Она была так счастлива в этот миг, что даже опасные тайны,
клубившиеся вокруг Маккол-кастл, казались ей не стоящими внимания пустяками.
Она сейчас же пойдет к Десмонду и скажет… скажет:
«Довольно нам мучить друг друга! Зачем еще чего-то ждать? Я
больше не могу таиться. Я люблю тебя. Я твоя и готова всему миру сказать об
этом – хоть сейчас. Мы можем подождать до 31 июля, чтобы объявить о своей
любви, но ты должен знать, что я готова принадлежать тебе во всякий час и во всякую
минуту, едва ты пожелаешь меня!»
Марина утерла глаза. Она и не замечала, что плачет, но это
были слезы счастья.
– Ох, Глэдис, – всхлипнула она и засмеялась
враз. – Не обращай внимания. Это ничего. Спасибо тебе за то, что ты
сказала!
– Не за что благодарить меня, мисс, – решительно
покачала головой Глэдис. – Не за что! Ах, если бы вы знали… если бы только
знали!
Она махнула рукой и пошла к двери, но Марина выскочила из
постели и преградила ей путь. Она была в одной рубашке, но камин уже
разгорелся, и в комнате было очень тепло. И все-таки Марину так и трясло.
– Нет уж, погоди, не уходи! Договаривай! – грозно
сверкнула она глазами, и Глэдис, брякнув поднос на столик, стиснула руки на
груди.
– Зря вы допытываетесь, мисс, – шепнула она, глядя на
Марину с жалостью. – Лучше вам и не знать ни о чем.
– O чем, ну?! – воскликнула Марина, опять исполнившись
яростью и чувствуя, что, ежели Глэдис сызнова примется солому жевать, она ее
пришибет на месте.
И, очевидно, горничная тоже почуяла неладное, потому что,
устало вздохнув, сказала:
– Ну ладно, ежели так будет угодно вашей милости. Беда в
том, что вы опоздали, мисс. Милорд Десмонд – он, может быть, и имел на вас
виды, да все это в прошлом. Его уже другая к рукам прибрала. Да к тому и шло!
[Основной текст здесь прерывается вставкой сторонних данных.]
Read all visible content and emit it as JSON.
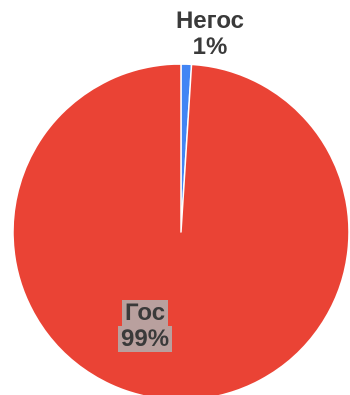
{
  "chart_data": {
    "type": "pie",
    "title": "",
    "slices": [
      {
        "label": "Негос",
        "value": 1,
        "value_label": "1%",
        "color": "#4285f4"
      },
      {
        "label": "Гос",
        "value": 99,
        "value_label": "99%",
        "color": "#ea4335"
      }
    ],
    "legend": "none"
  }
}
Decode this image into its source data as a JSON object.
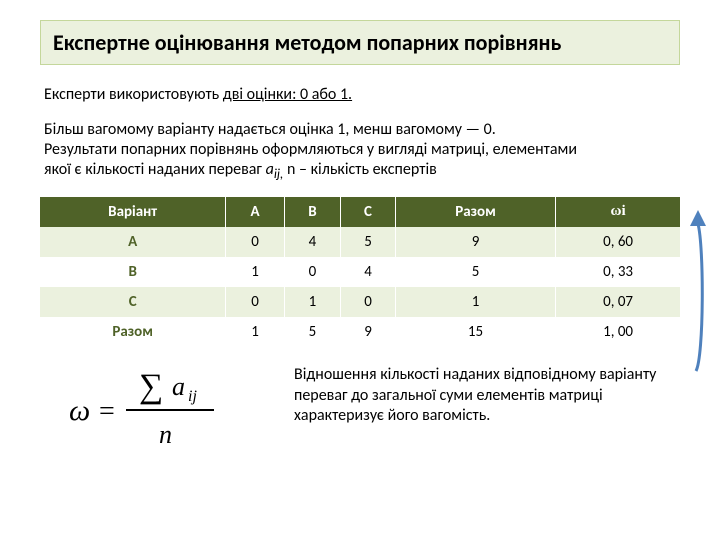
{
  "title": "Експертне оцінювання методом попарних порівнянь",
  "subtitle_pre": "Експерти використовують ",
  "subtitle_u": "дві оцінки: 0 або 1.",
  "desc_line1": "Більш вагомому варіанту надається оцінка 1, менш вагомому — 0.",
  "desc_line2": "Результати попарних порівнянь оформляються у вигляді матриці, елементами",
  "desc_line3_pre": "якої є кількості наданих переваг ",
  "desc_a": "a",
  "desc_sub_ij": "ij,",
  "desc_line3_post": " n – кількість експертів",
  "table": {
    "headers": [
      "Варіант",
      "A",
      "B",
      "C",
      "Разом",
      "ωі"
    ],
    "rows": [
      {
        "label": "A",
        "cells": [
          "0",
          "4",
          "5",
          "9",
          "0, 60"
        ],
        "class": "odd"
      },
      {
        "label": "В",
        "cells": [
          "1",
          "0",
          "4",
          "5",
          "0, 33"
        ],
        "class": "even"
      },
      {
        "label": "С",
        "cells": [
          "0",
          "1",
          "0",
          "1",
          "0, 07"
        ],
        "class": "odd"
      },
      {
        "label": "Разом",
        "cells": [
          "1",
          "5",
          "9",
          "15",
          "1, 00"
        ],
        "class": "even"
      }
    ],
    "header_bg": "#4f6228",
    "header_fg": "#ffffff",
    "odd_bg": "#ebf1de",
    "even_bg": "#ffffff"
  },
  "note": "Відношення кількості наданих відповідному варіанту переваг до загальної суми елементів матриці характеризує його вагомість.",
  "arrow_color": "#4f81bd"
}
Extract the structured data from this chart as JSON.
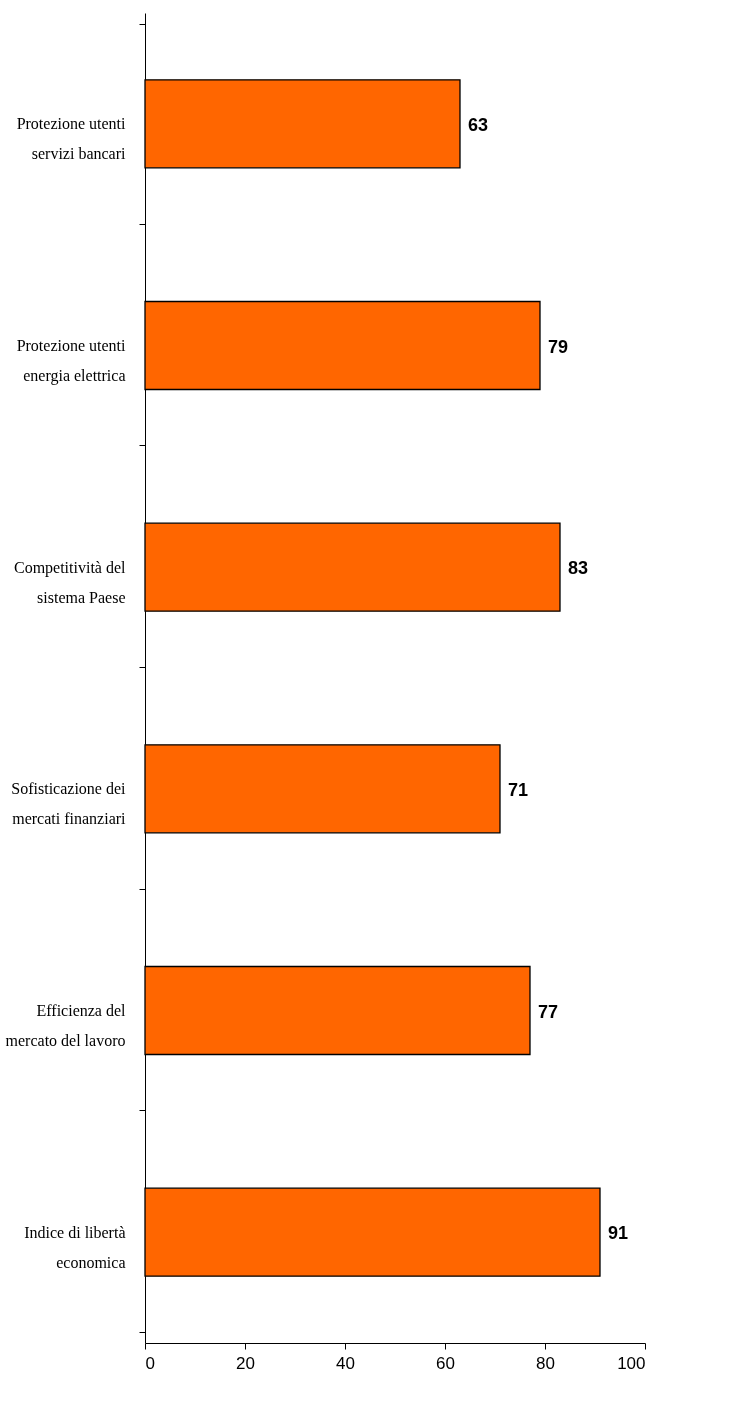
{
  "chart_data": {
    "type": "bar",
    "orientation": "horizontal",
    "categories": [
      "Protezione utenti servizi bancari",
      "Protezione utenti energia elettrica",
      "Competitività del sistema Paese",
      "Sofisticazione dei mercati finanziari",
      "Efficienza del mercato del lavoro",
      "Indice di libertà economica"
    ],
    "values": [
      63,
      79,
      83,
      71,
      77,
      91
    ],
    "color": "#ff6600",
    "xlim": [
      0,
      100
    ],
    "xticks": [
      0,
      20,
      40,
      60,
      80,
      100
    ],
    "data_labels": true,
    "grid": false
  }
}
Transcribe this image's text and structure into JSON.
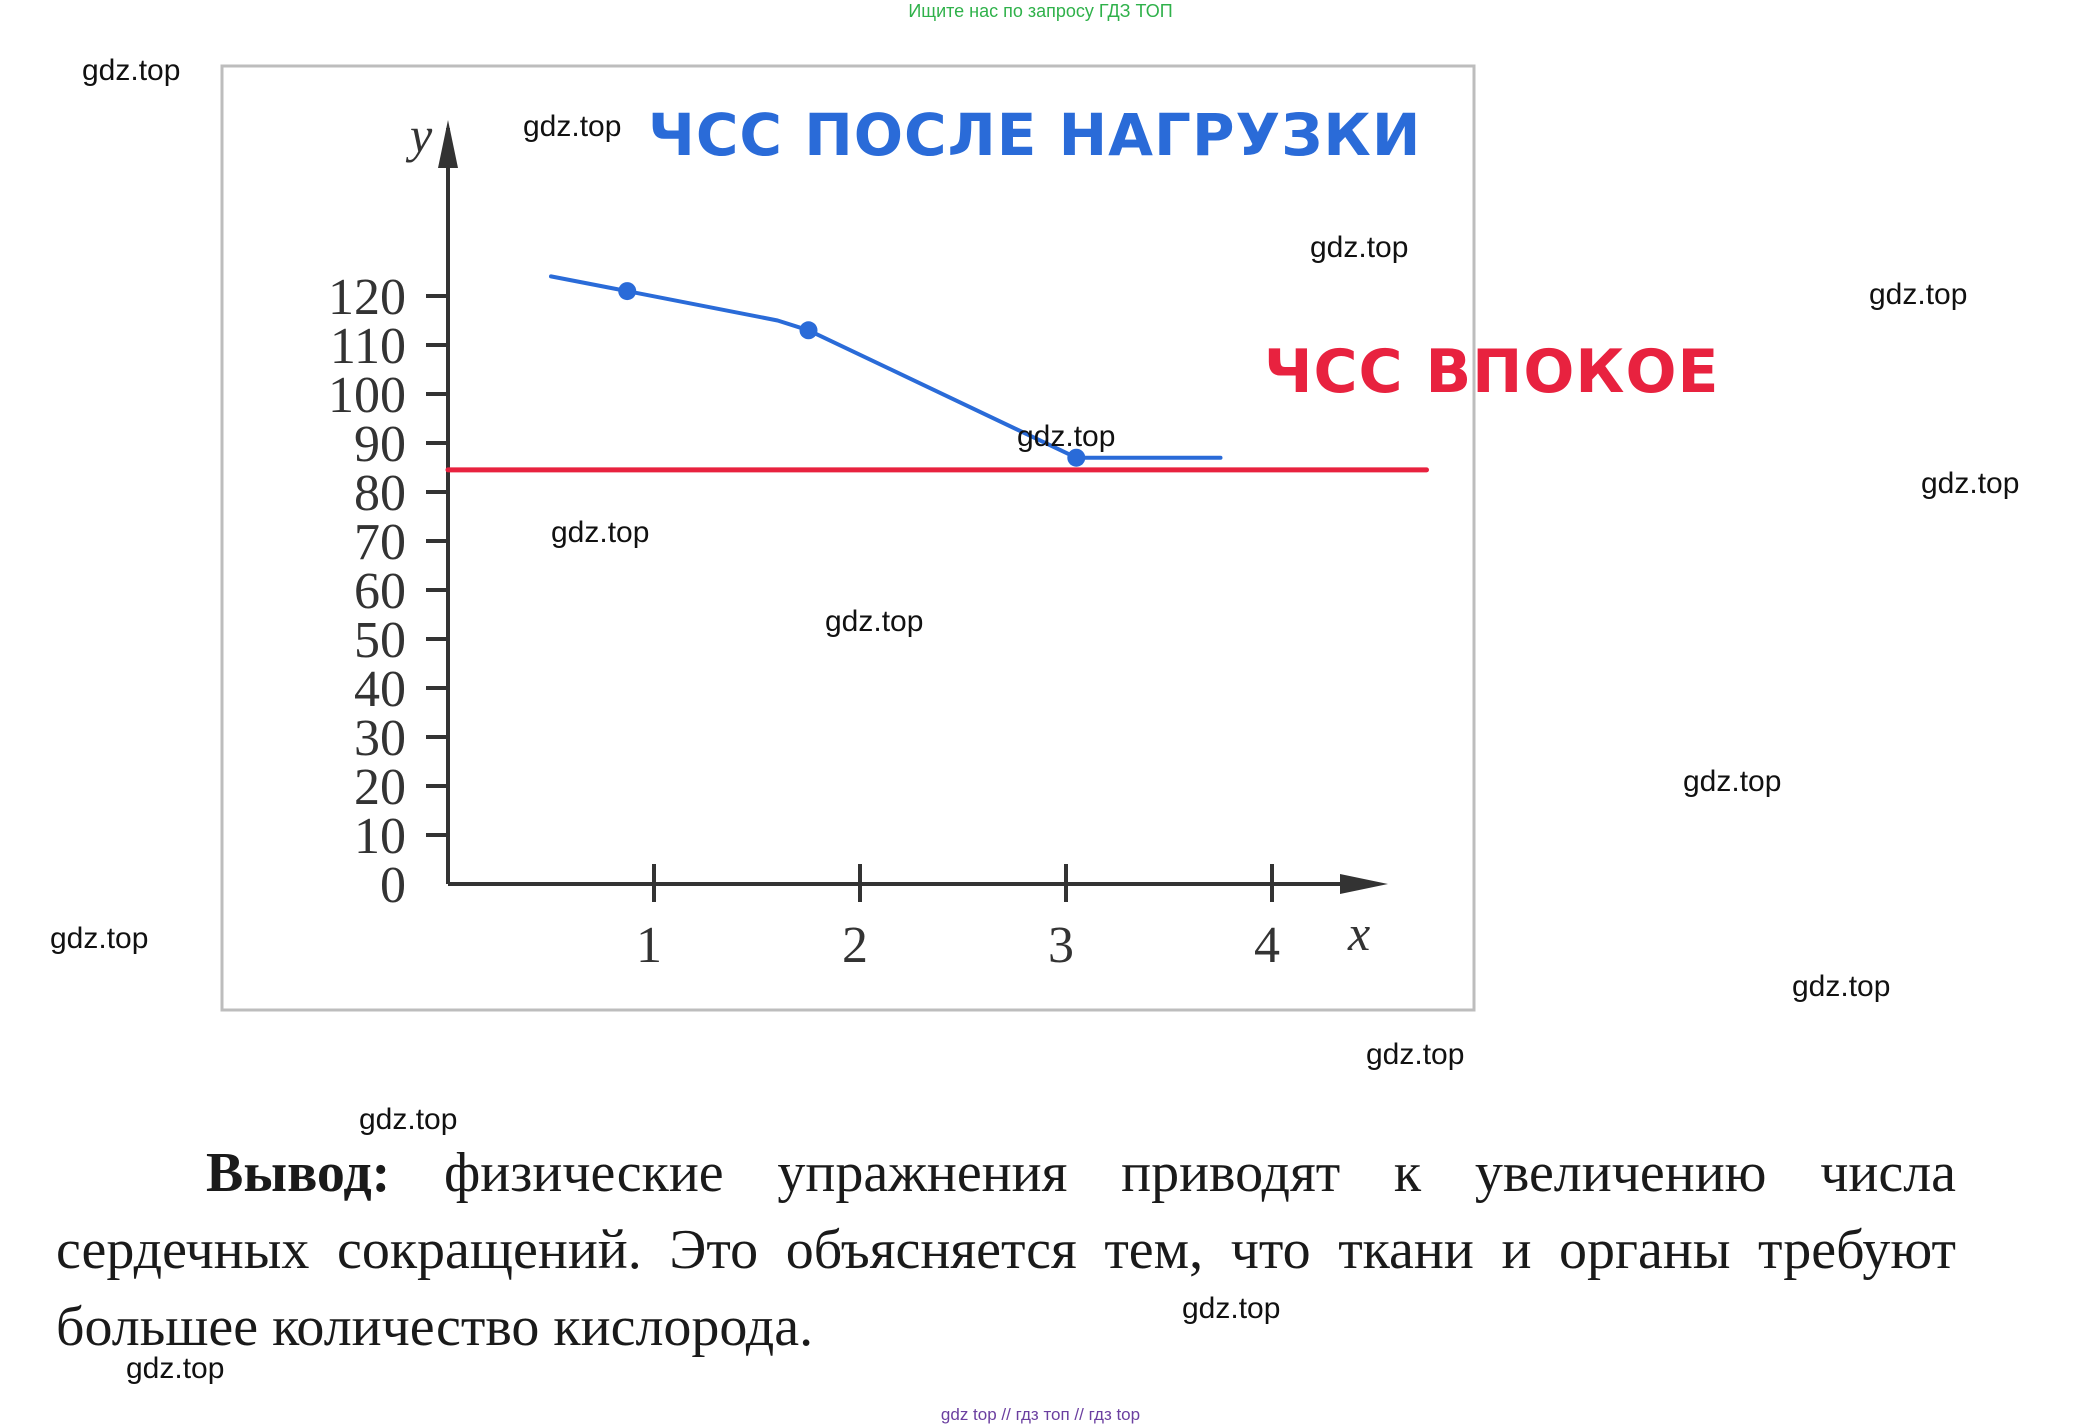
{
  "header_note": "Ищите нас по запросу ГДЗ ТОП",
  "footer_note": "gdz top // гдз топ // гдз top",
  "watermark_text": "gdz.top",
  "chart_data": {
    "type": "line",
    "x_axis_label": "x",
    "y_axis_label": "y",
    "x_ticks": [
      1,
      2,
      3,
      4
    ],
    "y_ticks": [
      0,
      10,
      20,
      30,
      40,
      50,
      60,
      70,
      80,
      90,
      100,
      110,
      120
    ],
    "xlim": [
      0,
      4.5
    ],
    "ylim": [
      0,
      125
    ],
    "grid": false,
    "series": [
      {
        "name": "ЧСС после нагрузки",
        "color": "#2a6bd8",
        "x": [
          0.5,
          0.87,
          1.6,
          1.75,
          3.05,
          3.65,
          3.75
        ],
        "y": [
          124,
          121,
          115,
          113,
          87,
          87,
          87
        ],
        "markers_x": [
          0.87,
          1.75,
          3.05
        ],
        "markers_y": [
          121,
          113,
          87
        ]
      },
      {
        "name": "ЧСС впокое",
        "color": "#e8223f",
        "x": [
          0,
          4.75
        ],
        "y": [
          84.5,
          84.5
        ]
      }
    ]
  },
  "conclusion": {
    "label": "Вывод:",
    "line1": "физические упражнения приводят к увеличению числа",
    "line2": "сердечных сокращений. Это объясняется тем, что ткани и органы требуют",
    "line3": "большее количество кислорода."
  }
}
– Другая? – слабо шевельнула губами Марина. – Ты с
ума, что ли, сошла?
– Не у меня, а у вас, мисс, верно, в уме помутилось, коли вы
ну ровно ничего вокруг не видите! – вышла из себя Глэдис, от возмущения
забыв о всяких приличиях. – Я вам еще когда говорила: леди Джессика не по
себе дерево хочет срубить и на молодого лорда заглядывается? Вы меня на смех
подняли, а теперь… а теперь… – Она замялась было, как бы не решаясь продолжать,
но, не выдержав взгляда Марины, сунула руку в карман и вытащила листок бумаги,
сложенный вчетверо. – А теперь поглядите-ка вот на это!
– Что это? – спросила Марина, глядя на листок с таким
ужасом, словно он шипел и готов был ее укусить.
– Да ничего особенного, кроме как письмо леди Джессики к
милорду, – буркнула Глэдис. – И, если я не спятила, это не простое
письмо, а любовное!
Марина, забыв обо всем, вырвала из рук Глэдис письмо. Что бы
там ни было, будь в это письмо завернута самая ядовитая змея на свете, она
должна была прочесть… должна знать!
«Десмонд, после того, что случилось вчера, я больше не в силах
таиться. Был миг, когда мне показалось, что злая участь Алистера настигла и
тебя… и я поняла, что не переживу новой потери. Мне необходимо поговорить с
тобой. Это очень важно… жизненно важно! Ты и не подозреваешь того, что я хочу
тебе открыть. Сегодняшний вечер перевернет всю твою жизнь и, быть может,
наконец освободит от той роковой слепоты, которая ведет тебя к гибели. Впрочем,
писать очень долго. Я все скажу сама. Умоляю не искать со мной встречи днем, не
мучить понапрасну, не выспрашивать, однако ровно в 10 часов вечера я буду ждать
тебя в павильоне, в саду. Приходи. Джессика».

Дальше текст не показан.